The big dog ambles across the southern sky this evening. It’s easy to spot because its brightest star is the Dog Star, Sirius, which is the brightest star in the night sky.

But the constellation has an abundance of stars that are even more impressive than Sirius -- stars that look fainter only because they’re much farther away.

An example is Adhara, which represents one of the dog’s hind legs. It’s below Sirius as night falls. To the eye, it looks only a fraction as bright as Sirius. But if you moved it up to the same distance as Sirius -- about eight-and-a-half light-years -- Adhara would shine almost 200 times brighter than Sirius.

That’s because Adhara is both a good bit bigger than Sirius and a good bit hotter. It’s so hot that it radiates most of its energy not as visible light, but as ultraviolet light. When you add up all the forms of energy it produces, Adhara is probably about 20,000 times brighter than the Sun.

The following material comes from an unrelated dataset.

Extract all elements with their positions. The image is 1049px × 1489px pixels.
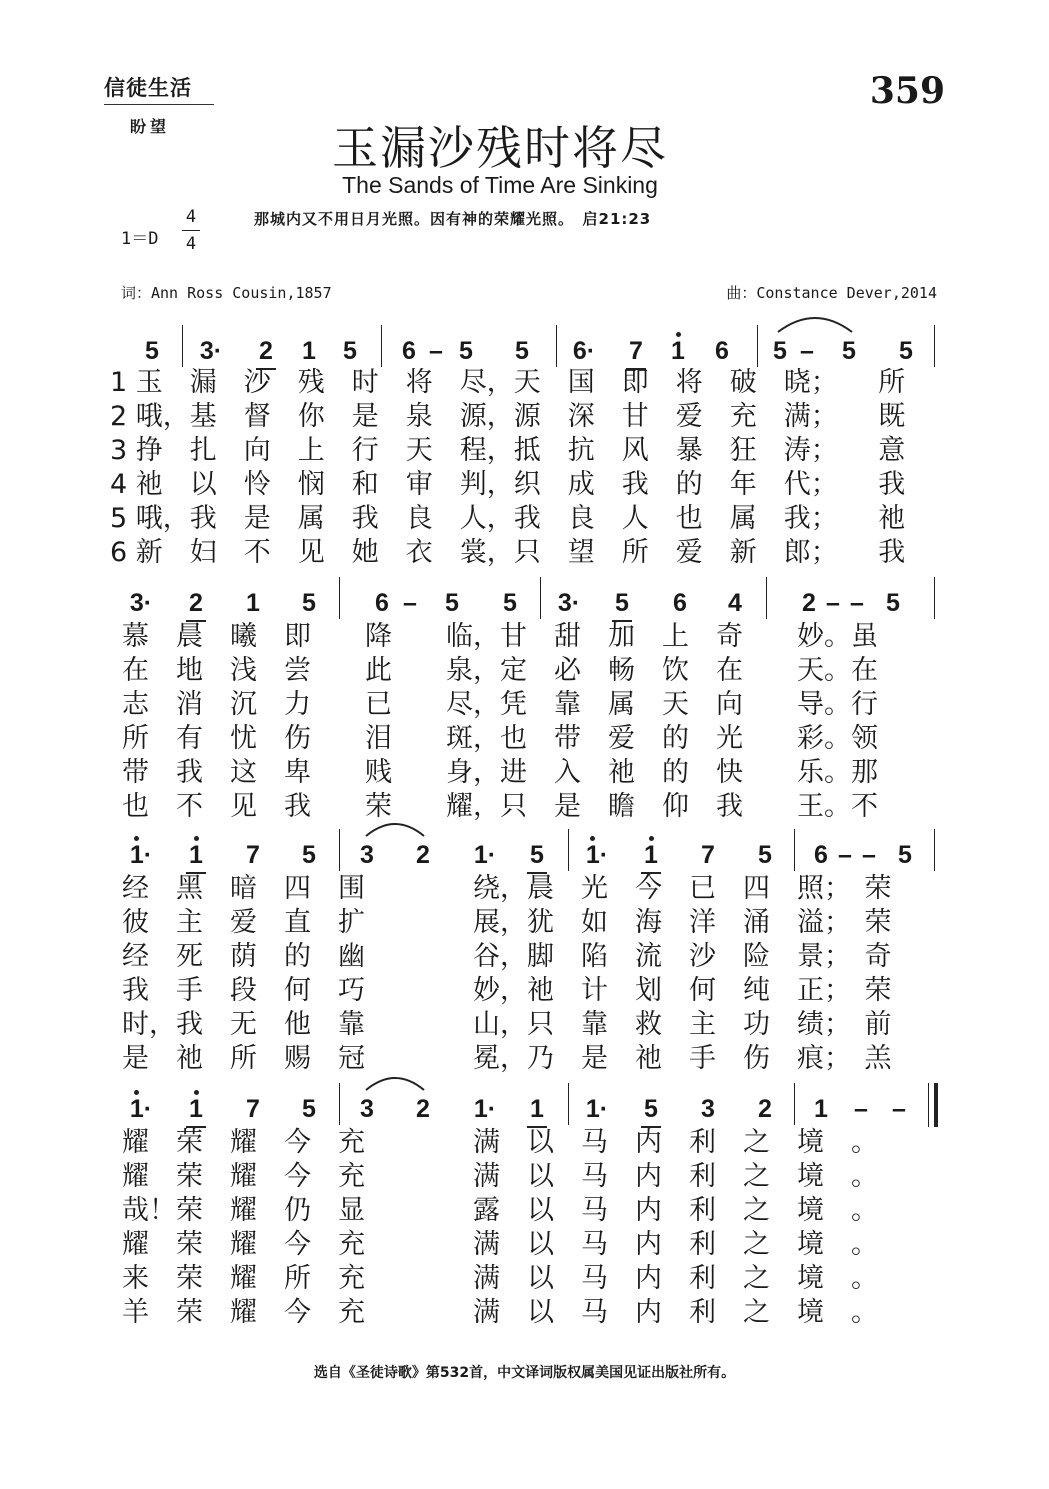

The star is also much heavier than the Sun. That greater heft means the star will live only a fraction as long as the Sun will. In fact, it’s already entering the final stages of life. A series of complex changes in its core will cause it to puff like a giant balloon, getting much brighter as it does so.

Eventually, Adhara will explode as a supernova, sending its outer layers racing through the galaxy at a few percent of the speed of light. Only the star’s dead core will remain - a tiny remnant of a once-mighty star.